Material and methods

The proposed module is designed to perform a two-step process with a Hidden Markov Model (HMM) based gesture-to-text conversion and a bilingual text-to-speech synthesis. Multi-threading based parallel processing is implemented to enable simultaneous working of the two systems to reduce the delay. In the proposed continuous-gesture recognition system, non-gesture hand motions are modelled using ergodic HMMs that are trained by concatenating all the states of gesture models, allowing equiprobable transitions.

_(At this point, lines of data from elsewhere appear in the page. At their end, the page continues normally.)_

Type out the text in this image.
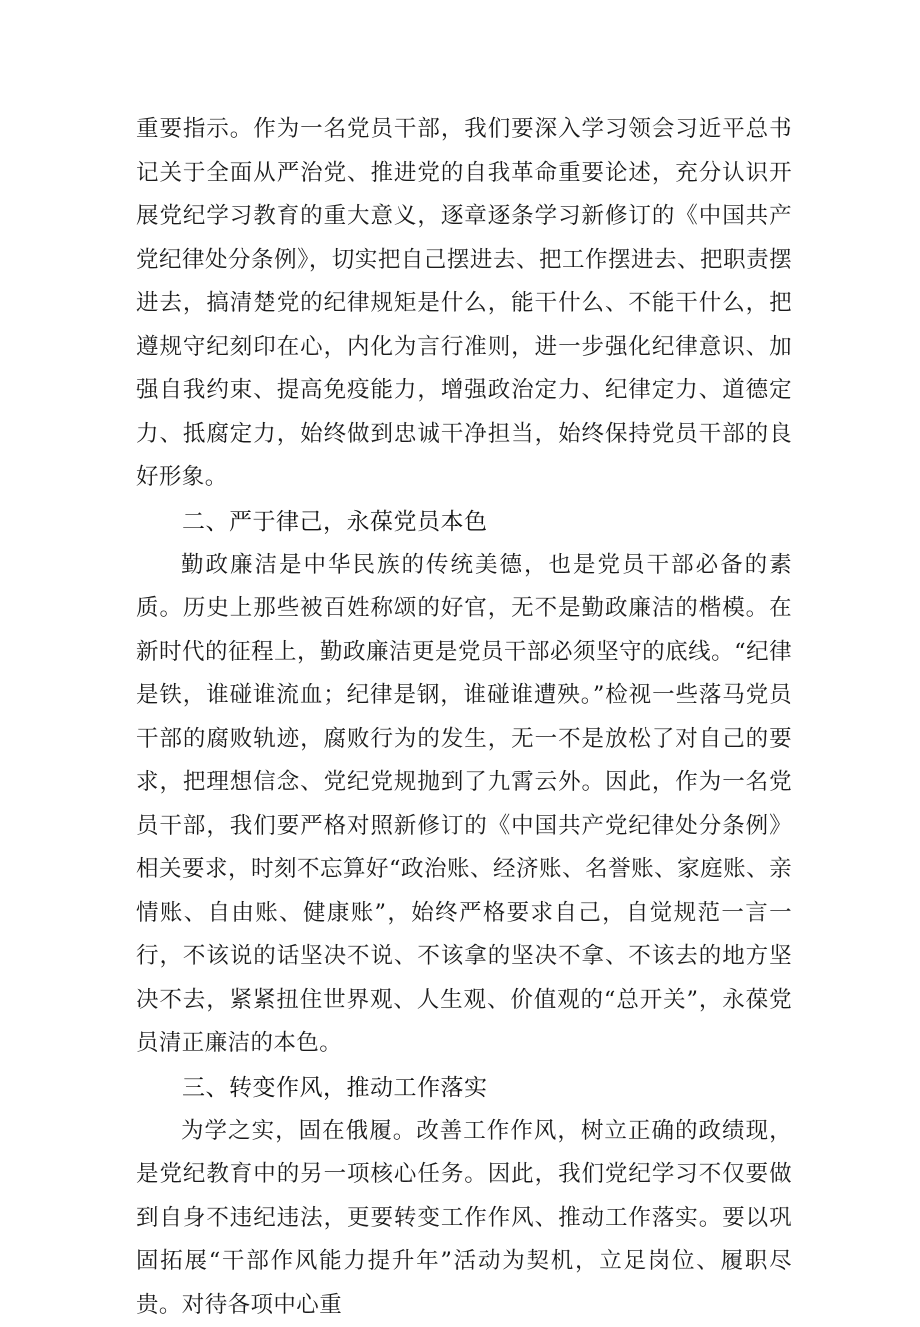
重要指示。作为一名党员干部，我们要深入学习领会习近平总书记关于全面从严治党、推进党的自我革命重要论述，充分认识开展党纪学习教育的重大意义，逐章逐条学习新修订的《中国共产党纪律处分条例》，切实把自己摆进去、把工作摆进去、把职责摆进去，搞清楚党的纪律规矩是什么，能干什么、不能干什么，把遵规守纪刻印在心，内化为言行准则，进一步强化纪律意识、加强自我约束、提高免疫能力，增强政治定力、纪律定力、道德定力、抵腐定力，始终做到忠诚干净担当，始终保持党员干部的良好形象。

二、严于律己，永葆党员本色

勤政廉洁是中华民族的传统美德，也是党员干部必备的素质。历史上那些被百姓称颂的好官，无不是勤政廉洁的楷模。在新时代的征程上，勤政廉洁更是党员干部必须坚守的底线。“纪律是铁，谁碰谁流血；纪律是钢，谁碰谁遭殃。”检视一些落马党员干部的腐败轨迹，腐败行为的发生，无一不是放松了对自己的要求，把理想信念、党纪党规抛到了九霄云外。因此，作为一名党员干部，我们要严格对照新修订的《中国共产党纪律处分条例》相关要求，时刻不忘算好“政治账、经济账、名誉账、家庭账、亲情账、自由账、健康账”，始终严格要求自己，自觉规范一言一行，不该说的话坚决不说、不该拿的坚决不拿、不该去的地方坚决不去，紧紧扭住世界观、人生观、价值观的“总开关”，永葆党员清正廉洁的本色。

三、转变作风，推动工作落实

为学之实，固在俄履。改善工作作风，树立正确的政绩现，是党纪教育中的另一项核心任务。因此，我们党纪学习不仅要做到自身不违纪违法，更要转变工作作风、推动工作落实。要以巩固拓展“干部作风能力提升年”活动为契机，立足岗位、履职尽贵。对待各项中心重
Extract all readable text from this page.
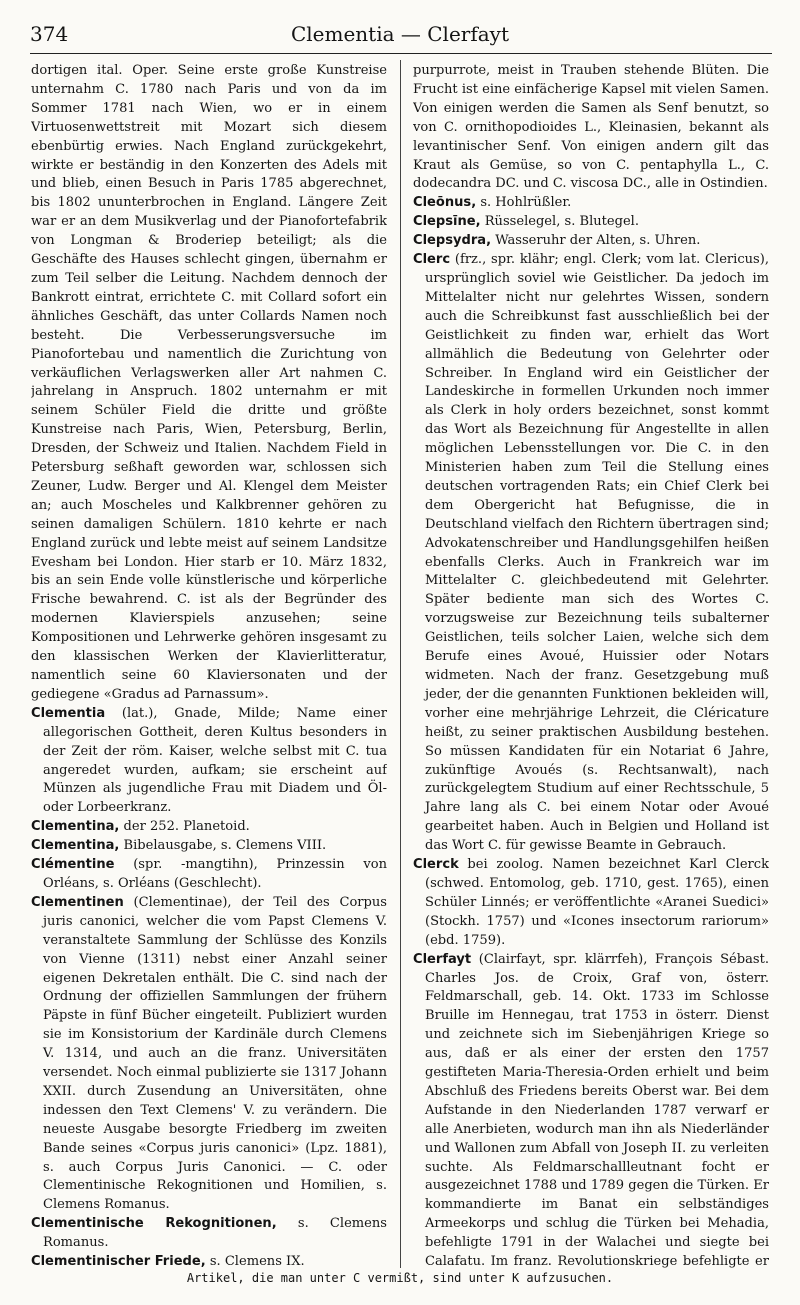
374	Clementia — Clerfayt

dortigen ital. Oper. Seine erste große Kunstreise unternahm C. 1780 nach Paris und von da im Sommer 1781 nach Wien, wo er in einem Virtuosenwettstreit mit Mozart sich diesem ebenbürtig erwies. Nach England zurückgekehrt, wirkte er beständig in den Konzerten des Adels mit und blieb, einen Besuch in Paris 1785 abgerechnet, bis 1802 ununterbrochen in England. Längere Zeit war er an dem Musikverlag und der Pianofortefabrik von Longman & Broderiep beteiligt; als die Geschäfte des Hauses schlecht gingen, übernahm er zum Teil selber die Leitung. Nachdem dennoch der Bankrott eintrat, errichtete C. mit Collard sofort ein ähnliches Geschäft, das unter Collards Namen noch besteht. Die Verbesserungsversuche im Pianofortebau und namentlich die Zurichtung von verkäuflichen Verlagswerken aller Art nahmen C. jahrelang in Anspruch. 1802 unternahm er mit seinem Schüler Field die dritte und größte Kunstreise nach Paris, Wien, Petersburg, Berlin, Dresden, der Schweiz und Italien. Nachdem Field in Petersburg seßhaft geworden war, schlossen sich Zeuner, Ludw. Berger und Al. Klengel dem Meister an; auch Moscheles und Kalkbrenner gehören zu seinen damaligen Schülern. 1810 kehrte er nach England zurück und lebte meist auf seinem Landsitze Evesham bei London. Hier starb er 10. März 1832, bis an sein Ende volle künstlerische und körperliche Frische bewahrend. C. ist als der Begründer des modernen Klavierspiels anzusehen; seine Kompositionen und Lehrwerke gehören insgesamt zu den klassischen Werken der Klavierlitteratur, namentlich seine 60 Klaviersonaten und der gediegene «Gradus ad Parnassum».

Clementia (lat.), Gnade, Milde; Name einer allegorischen Gottheit, deren Kultus besonders in der Zeit der röm. Kaiser, welche selbst mit C. tua angeredet wurden, aufkam; sie erscheint auf Münzen als jugendliche Frau mit Diadem und Öl- oder Lorbeerkranz.

Clementina, der 252. Planetoid.

Clementina, Bibelausgabe, s. Clemens VIII.

Clémentine (spr. -mangtihn), Prinzessin von Orléans, s. Orléans (Geschlecht).

Clementinen (Clementinae), der Teil des Corpus juris canonici, welcher die vom Papst Clemens V. veranstaltete Sammlung der Schlüsse des Konzils von Vienne (1311) nebst einer Anzahl seiner eigenen Dekretalen enthält. Die C. sind nach der Ordnung der offiziellen Sammlungen der frühern Päpste in fünf Bücher eingeteilt. Publiziert wurden sie im Konsistorium der Kardinäle durch Clemens V. 1314, und auch an die franz. Universitäten versendet. Noch einmal publizierte sie 1317 Johann XXII. durch Zusendung an Universitäten, ohne indessen den Text Clemens' V. zu verändern. Die neueste Ausgabe besorgte Friedberg im zweiten Bande seines «Corpus juris canonici» (Lpz. 1881), s. auch Corpus Juris Canonici. — C. oder Clementinische Rekognitionen und Homilien, s. Clemens Romanus.

Clementinische Rekognitionen, s. Clemens Romanus.

Clementinischer Friede, s. Clemens IX.

purpurrote, meist in Trauben stehende Blüten. Die Frucht ist eine einfächerige Kapsel mit vielen Samen. Von einigen werden die Samen als Senf benutzt, so von C. ornithopodioides L., Kleinasien, bekannt als levantinischer Senf. Von einigen andern gilt das Kraut als Gemüse, so von C. pentaphylla L., C. dodecandra DC. und C. viscosa DC., alle in Ostindien.

Cleōnus, s. Hohlrüßler.

Clepsīne, Rüsselegel, s. Blutegel.

Clepsydra, Wasseruhr der Alten, s. Uhren.

Clerc (frz., spr. klähr; engl. Clerk; vom lat. Clericus), ursprünglich soviel wie Geistlicher. Da jedoch im Mittelalter nicht nur gelehrtes Wissen, sondern auch die Schreibkunst fast ausschließlich bei der Geistlichkeit zu finden war, erhielt das Wort allmählich die Bedeutung von Gelehrter oder Schreiber. In England wird ein Geistlicher der Landeskirche in formellen Urkunden noch immer als Clerk in holy orders bezeichnet, sonst kommt das Wort als Bezeichnung für Angestellte in allen möglichen Lebensstellungen vor. Die C. in den Ministerien haben zum Teil die Stellung eines deutschen vortragenden Rats; ein Chief Clerk bei dem Obergericht hat Befugnisse, die in Deutschland vielfach den Richtern übertragen sind; Advokatenschreiber und Handlungsgehilfen heißen ebenfalls Clerks. Auch in Frankreich war im Mittelalter C. gleichbedeutend mit Gelehrter. Später bediente man sich des Wortes C. vorzugsweise zur Bezeichnung teils subalterner Geistlichen, teils solcher Laien, welche sich dem Berufe eines Avoué, Huissier oder Notars widmeten. Nach der franz. Gesetzgebung muß jeder, der die genannten Funktionen bekleiden will, vorher eine mehrjährige Lehrzeit, die Cléricature heißt, zu seiner praktischen Ausbildung bestehen. So müssen Kandidaten für ein Notariat 6 Jahre, zukünftige Avoués (s. Rechtsanwalt), nach zurückgelegtem Studium auf einer Rechtsschule, 5 Jahre lang als C. bei einem Notar oder Avoué gearbeitet haben. Auch in Belgien und Holland ist das Wort C. für gewisse Beamte in Gebrauch.

Clerck bei zoolog. Namen bezeichnet Karl Clerck (schwed. Entomolog, geb. 1710, gest. 1765), einen Schüler Linnés; er veröffentlichte «Aranei Suedici» (Stockh. 1757) und «Icones insectorum rariorum» (ebd. 1759).

Clerfayt (Clairfayt, spr. klärrfeh), François Sébast. Charles Jos. de Croix, Graf von, österr. Feldmarschall, geb. 14. Okt. 1733 im Schlosse Bruille im Hennegau, trat 1753 in österr. Dienst und zeichnete sich im Siebenjährigen Kriege so aus, daß er als einer der ersten den 1757 gestifteten Maria-Theresia-Orden erhielt und beim Abschluß des Friedens bereits Oberst war. Bei dem Aufstande in den Niederlanden 1787 verwarf er alle Anerbieten, wodurch man ihn als Niederländer und Wallonen zum Abfall von Joseph II. zu verleiten suchte. Als Feldmarschallleutnant focht er ausgezeichnet 1788 und 1789 gegen die Türken. Er kommandierte im Banat ein selbständiges Armeekorps und schlug die Türken bei Mehadia, befehligte 1791 in der Walachei und siegte bei Calafatu. Im franz. Revolutionskriege befehligte er

Artikel, die man unter C vermißt, sind unter K aufzusuchen.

The proposed system is modelled and tested for American Sign Language (ASL) and user-defined gestures.

Results

The maximum performance of the proposed system in recognising single-handed and double-handed gestures in terms of F1-score is 98.17% and 84.85%, respectively. Further, the proposed system achieves a maximum F1-score of 98% and 83% in recognising isolated and continuous gestures, respectively.

Conclusion

The gesture-to-speech conversion system is ported on Raspberry Pi making the proposed system wireless, and highly mobile.

    Implications for rehabilitation

  • The research work proposes to develop a gesture-to-speech conversion system to enable the deaf-mute population in communication. The major implications of the proposed work are:

  • •A light-weight raspberry pi 3B + module hosts the entire hardware andsoftware, and is sufficient to train and test the gesture-to-speech conversion system, thereby ensuring greater mobility.

  • •The proposed system can be customised to recognise user-defined gestures with just 5 examples of the new gesture.

  • •The proposed system can be expanded to control home appliances (IoT applications) by combining the output of the proposed gesture recognition system with appropriate control interfaces.

Disclosure statement

The authors report no conflict of interest.